In vertebrates, the roles of BCL9 and Pygopus in the Wnt/β-catenin signaling pathway are less clear. Over-expression studies in mammalian cells have shown that BCL9 and Pygopus are sufficient to elevate Wnt/β-catenin signaling in vitro (Brembeck et al., 2004; Townsley et al., 2004; Sustmann et al., 2008). Knock-down experiments have demonstrated a requirement for BCL9 and Pygopus in the nuclear localization of β-catenin in some mammalian cell lines and a functional requirement of BCL9 in mesoderm patterning (a Wnt8A-mediated process) in zebrafish (Thompson et al., 2002; Brembeck et al., 2004). Deletion of Pygopus2 leads to mild developmental defects in some, but not all, Wnt-dependent tissues, and the defects appear to be independent of the Wnt signaling pathway (Li et al., 2007; Song et al., 2007; Schwab et al., 2007). Deletion of both Pygopus genes in mice leads to defects in kidney development without an abrogation of TCF/LEF-dependent signaling, and no skeletal muscle phenotype was observed despite a reduction of TCF/LEF-dependent signaling in somites (Schwab et al., 2007). The deletion of BCL9 results in embryonic lethality, whereas mice that are null for BCL9-2 die shortly after birth, but neither exhibit marked defects in Wnt-dependent developmental processes (Murphy-Seiler et al., 2008). Mice that are deficient in both genes die even earlier than BCL9 null mice, but again without a clear Wnt phenotype. Therefore Wnt regulation of mammalian development does not appear to be dependent on these co-activators that are so essential for Wnt signaling during Drosophila development.

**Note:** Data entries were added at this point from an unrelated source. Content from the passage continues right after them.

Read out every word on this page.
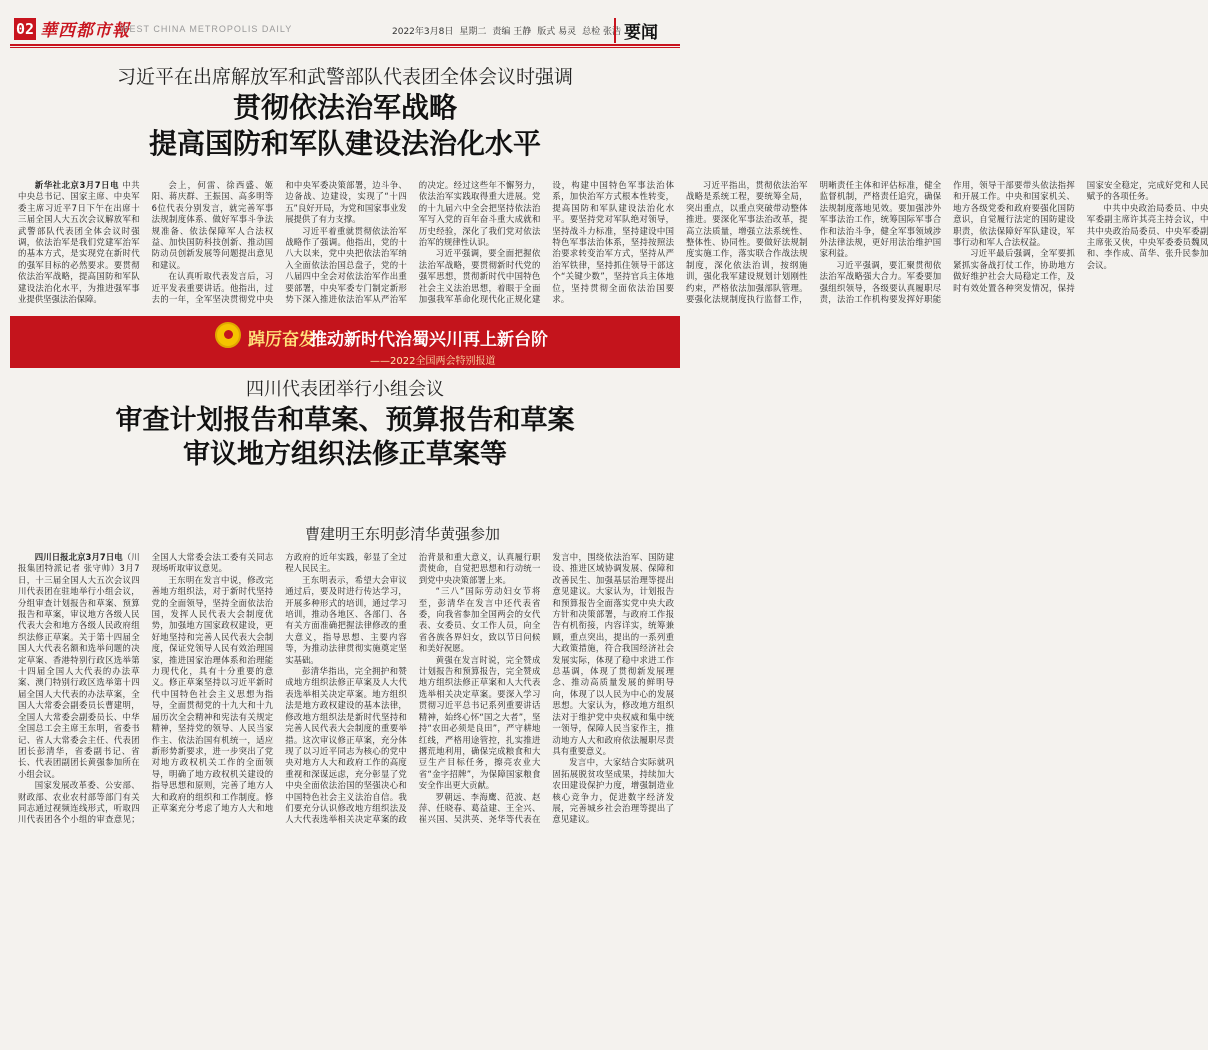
02 華西都市報
WEST CHINA METROPOLIS DAILY	2022年3月8日 星期二 责编 王静 版式 易灵 总检 张浩 要闻
习近平在出席解放军和武警部队代表团全体会议时强调
贯彻依法治军战略
提高国防和军队建设法治化水平

新华社北京3月7日电 中共中央总书记、国家主席、中央军委主席习近平7日下午在出席十三届全国人大五次会议解放军和武警部队代表团全体会议时强调，依法治军是我们党建军治军的基本方式，是实现党在新时代的强军目标的必然要求。要贯彻依法治军战略，提高国防和军队建设法治化水平，为推进强军事业提供坚强法治保障。

会上，何雷、徐西盛、姬阳、蒋庆群、王振国、高多明等6位代表分别发言，就完善军事法规制度体系、做好军事斗争法规准备、依法保障军人合法权益、加快国防科技创新、推动国防动员创新发展等问题提出意见和建议。

在认真听取代表发言后，习近平发表重要讲话。他指出，过去的一年，全军坚决贯彻党中央和中央军委决策部署，边斗争、边备战、边建设，实现了“十四五”良好开局，为党和国家事业发展提供了有力支撑。

习近平着重就贯彻依法治军战略作了强调。他指出，党的十八大以来，党中央把依法治军纳入全面依法治国总盘子，党的十八届四中全会对依法治军作出重要部署，中央军委专门制定新形势下深入推进依法治军从严治军的决定。经过这些年不懈努力，依法治军实践取得重大进展。党的十九届六中全会把坚持依法治军写入党的百年奋斗重大成就和历史经验，深化了我们党对依法治军的规律性认识。

习近平强调，要全面把握依法治军战略，要贯彻新时代党的强军思想，贯彻新时代中国特色社会主义法治思想，着眼于全面加强我军革命化现代化正规化建设，构建中国特色军事法治体系，加快治军方式根本性转变，提高国防和军队建设法治化水平。要坚持党对军队绝对领导，坚持战斗力标准，坚持建设中国特色军事法治体系，坚持按照法治要求转变治军方式，坚持从严治军铁律，坚持抓住领导干部这个“关键少数”，坚持官兵主体地位，坚持贯彻全面依法治国要求。

习近平指出，贯彻依法治军战略是系统工程，要统筹全局，突出重点，以重点突破带动整体推进。要深化军事法治改革，提高立法质量，增强立法系统性、整体性、协同性。要做好法规制度实施工作，落实联合作战法规制度，深化依法治训，按纲施训，强化我军建设规划计划刚性约束，严格依法加强部队管理。要强化法规制度执行监督工作，明晰责任主体和评估标准，健全监督机制，严格责任追究，确保法规制度落地见效。要加强涉外军事法治工作，统筹国际军事合作和法治斗争，健全军事领域涉外法律法规，更好用法治维护国家利益。

习近平强调，要汇聚贯彻依法治军战略强大合力。军委要加强组织领导，各级要认真履职尽责，法治工作机构要发挥好职能作用，领导干部要带头依法指挥和开展工作。中央和国家机关、地方各级党委和政府要强化国防意识，自觉履行法定的国防建设职责，依法保障好军队建设，军事行动和军人合法权益。

习近平最后强调，全军要抓紧抓实备战打仗工作，协助地方做好维护社会大局稳定工作，及时有效处置各种突发情况，保持国家安全稳定，完成好党和人民赋予的各项任务。

中共中央政治局委员、中央军委副主席许其亮主持会议，中共中央政治局委员、中央军委副主席张又侠，中央军委委员魏凤和、李作成、苗华、张升民参加会议。

踔厉奋发
推动新时代治蜀兴川再上新台阶
——2022全国两会特别报道
四川代表团举行小组会议
审查计划报告和草案、预算报告和草案
审议地方组织法修正草案等
曹建明王东明彭清华黄强参加

四川日报北京3月7日电（川报集团特派记者 张守帅）3月7日，十三届全国人大五次会议四川代表团在驻地举行小组会议，分组审查计划报告和草案、预算报告和草案，审议地方各级人民代表大会和地方各级人民政府组织法修正草案。关于第十四届全国人大代表名额和选举问题的决定草案、香港特别行政区选举第十四届全国人大代表的办法草案、澳门特别行政区选举第十四届全国人大代表的办法草案，全国人大常委会副委员长曹建明，全国人大常委会副委员长、中华全国总工会主席王东明，省委书记、省人大常委会主任、代表团团长彭清华，省委副书记、省长、代表团副团长黄强参加所在小组会议。

国家发展改革委、公安部、财政部、农业农村部等部门有关同志通过视频连线形式，听取四川代表团各个小组的审查意见；全国人大常委会法工委有关同志现场听取审议意见。

王东明在发言中说，修改完善地方组织法，对于新时代坚持党的全面领导，坚持全面依法治国，发挥人民代表大会制度优势，加强地方国家政权建设，更好地坚持和完善人民代表大会制度，保证党领导人民有效治理国家，推进国家治理体系和治理能力现代化，具有十分重要的意义。修正草案坚持以习近平新时代中国特色社会主义思想为指导，全面贯彻党的十九大和十九届历次全会精神和宪法有关规定精神，坚持党的领导、人民当家作主、依法治国有机统一，适应新形势新要求，进一步突出了党对地方政权机关工作的全面领导，明确了地方政权机关建设的指导思想和原则，完善了地方人大和政府的组织和工作制度。修正草案充分考虑了地方人大和地方政府的近年实践，彰显了全过程人民民主。

王东明表示，希望大会审议通过后，要及时进行传达学习，开展多种形式的培训，通过学习培训，推动各地区、各部门、各有关方面准确把握法律修改的重大意义，指导思想、主要内容等，为推动法律贯彻实施奠定坚实基础。

彭清华指出，完全拥护和赞成地方组织法修正草案及人大代表选举相关决定草案。地方组织法是地方政权建设的基本法律，修改地方组织法是新时代坚持和完善人民代表大会制度的重要举措。这次审议修正草案，充分体现了以习近平同志为核心的党中央对地方人大和政府工作的高度重视和深谋远虑，充分彰显了党中央全面依法治国的坚强决心和中国特色社会主义法治自信。我们要充分认识修改地方组织法及人大代表选举相关决定草案的政治背景和重大意义，认真履行职责使命，自觉把思想和行动统一到党中央决策部署上来。

“三八”国际劳动妇女节将至，彭清华在发言中还代表省委，向我省参加全国两会的女代表、女委员、女工作人员，向全省各族各界妇女，致以节日问候和美好祝愿。

黄强在发言时说，完全赞成计划报告和预算报告，完全赞成地方组织法修正草案和人大代表选举相关决定草案。要深入学习贯彻习近平总书记系列重要讲话精神，始终心怀“国之大者”，坚持“农田必须是良田”，严守耕地红线，严格用途管控，扎实推进撂荒地利用，确保完成粮食和大豆生产目标任务，擦亮农业大省“金字招牌”，为保障国家粮食安全作出更大贡献。

罗朝远、李海鹰、范波、赵萍、任晓春、葛益建、王全兴、崔兴国、吴洪英、尧华等代表在发言中，围绕依法治军、国防建设、推进区域协调发展、保障和改善民生、加强基层治理等提出意见建议。大家认为，计划报告和预算报告全面落实党中央大政方针和决策部署，与政府工作报告有机衔接，内容详实，统筹兼顾，重点突出，提出的一系列重大政策措施，符合我国经济社会发展实际，体现了稳中求进工作总基调，体现了贯彻新发展理念、推动高质量发展的鲜明导向，体现了以人民为中心的发展思想。大家认为，修改地方组织法对于维护党中央权威和集中统一领导，保障人民当家作主，推动地方人大和政府依法履职尽责具有重要意义。

发言中，大家结合实际就巩固拓展脱贫攻坚成果，持续加大农田建设保护力度，增强制造业核心竞争力，促进数字经济发展，完善城乡社会治理等提出了意见建议。
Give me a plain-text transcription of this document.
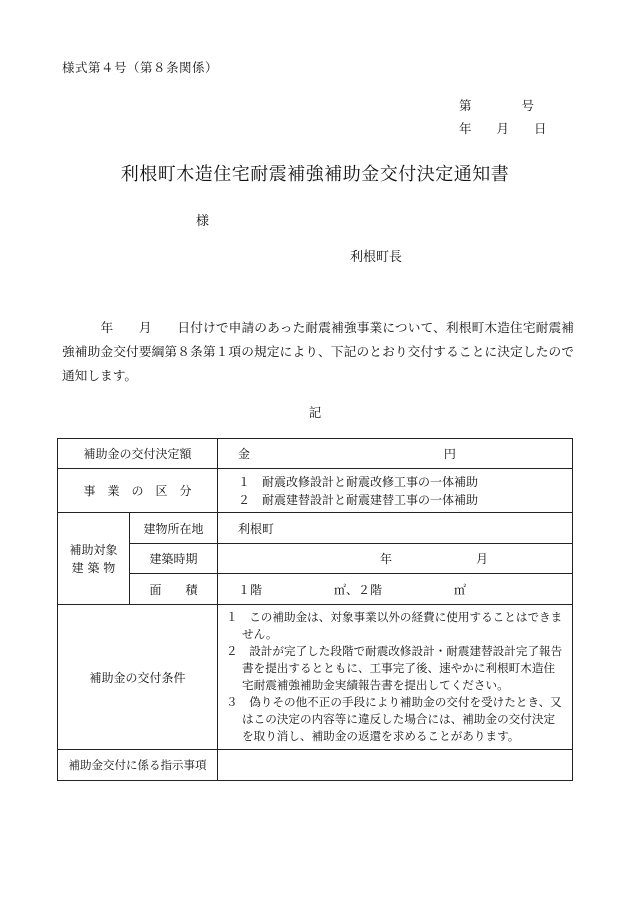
様式第４号（第８条関係）
第　　　　号
年　　月　　日
利根町木造住宅耐震補強補助金交付決定通知書
様
利根町長
　　　年　　月　　日付けで申請のあった耐震補強事業について、利根町木造住宅耐震補強補助金交付要綱第８条第１項の規定により、下記のとおり交付することに決定したので通知します。
記
補助金の交付決定額		金 円
事　業　の　区　分		１　耐震改修設計と耐震改修工事の一体補助
２　耐震建替設計と耐震建替工事の一体補助

補助対象
建 築 物	建物所在地	利根町
	建築時期	年　　　　　　　月
	面　　積	１階　　　　　　㎡、２階　　　　　　㎡
補助金の交付条件		１　この補助金は、対象事業以外の経費に使用することはできません。
２　設計が完了した段階で耐震改修設計・耐震建替設計完了報告書を提出するとともに、工事完了後、速やかに利根町木造住宅耐震補強補助金実績報告書を提出してください。
３　偽りその他不正の手段により補助金の交付を受けたとき、又はこの決定の内容等に違反した場合には、補助金の交付決定を取り消し、補助金の返還を求めることがあります。

補助金交付に係る指示事項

The finding that BCL9 is an essential co-activator of the Wnt pathway, at least for the promotion of differentiation, in adult myogenic progenitors highlights the point that adult stem cells may depend on similar signaling pathways as their embryonic counterparts but that the regulation of these pathways, as well as their transcriptional outputs, may differ. Given the different environments in which embryonic and adult stem and progenitors reside, it is not surprising that their responses to environmental cues would differ. Adult stem and progenitor cells are involved in tissue homeostasis and repair in the context of a fully developed organism and a completely different systemic milieu than the embryo, perhaps necessitating additional levels of control of cellular response to activating or repressive stimuli.

It will be interested to determine which of the pleiotropic effect of Wnt in adult stem cells, even within cells of a particular lineage (see below), may be due to differential requirements of co-activators. In that sense, the studies of this report analyze Wnt-mediated differentiation of proliferation progenitors in the context of tissue injury. This is a condition of rapid, synchronous activation of stem cells followed by coordinated and synchronous differentiation associated with very high levels of Wnt signaling (Brack et al., 2008). As such, the specific requirement for BCL9/9-2 during repair of acute tissue injury may be as an “amplification factor”, whereas the more gradual cellular responses during development or tissue homeostasis may not have such a requirement. The other data that are consistent with this notion are the in vitro data of BLC9 and Pygopus requirement for Wnt signaling (Thompson et al., 2002; Sustmann et al., 2008). The cellular response to growth conditions in vitro are more likely to reflect the kind of acute stress and activation of tissue injury where the normal tissue environment is disrupted, and this may explain why co-activator dependence of the Wnt pathway is observed in culture but not from the corresponding cells and tissues in vivo during development.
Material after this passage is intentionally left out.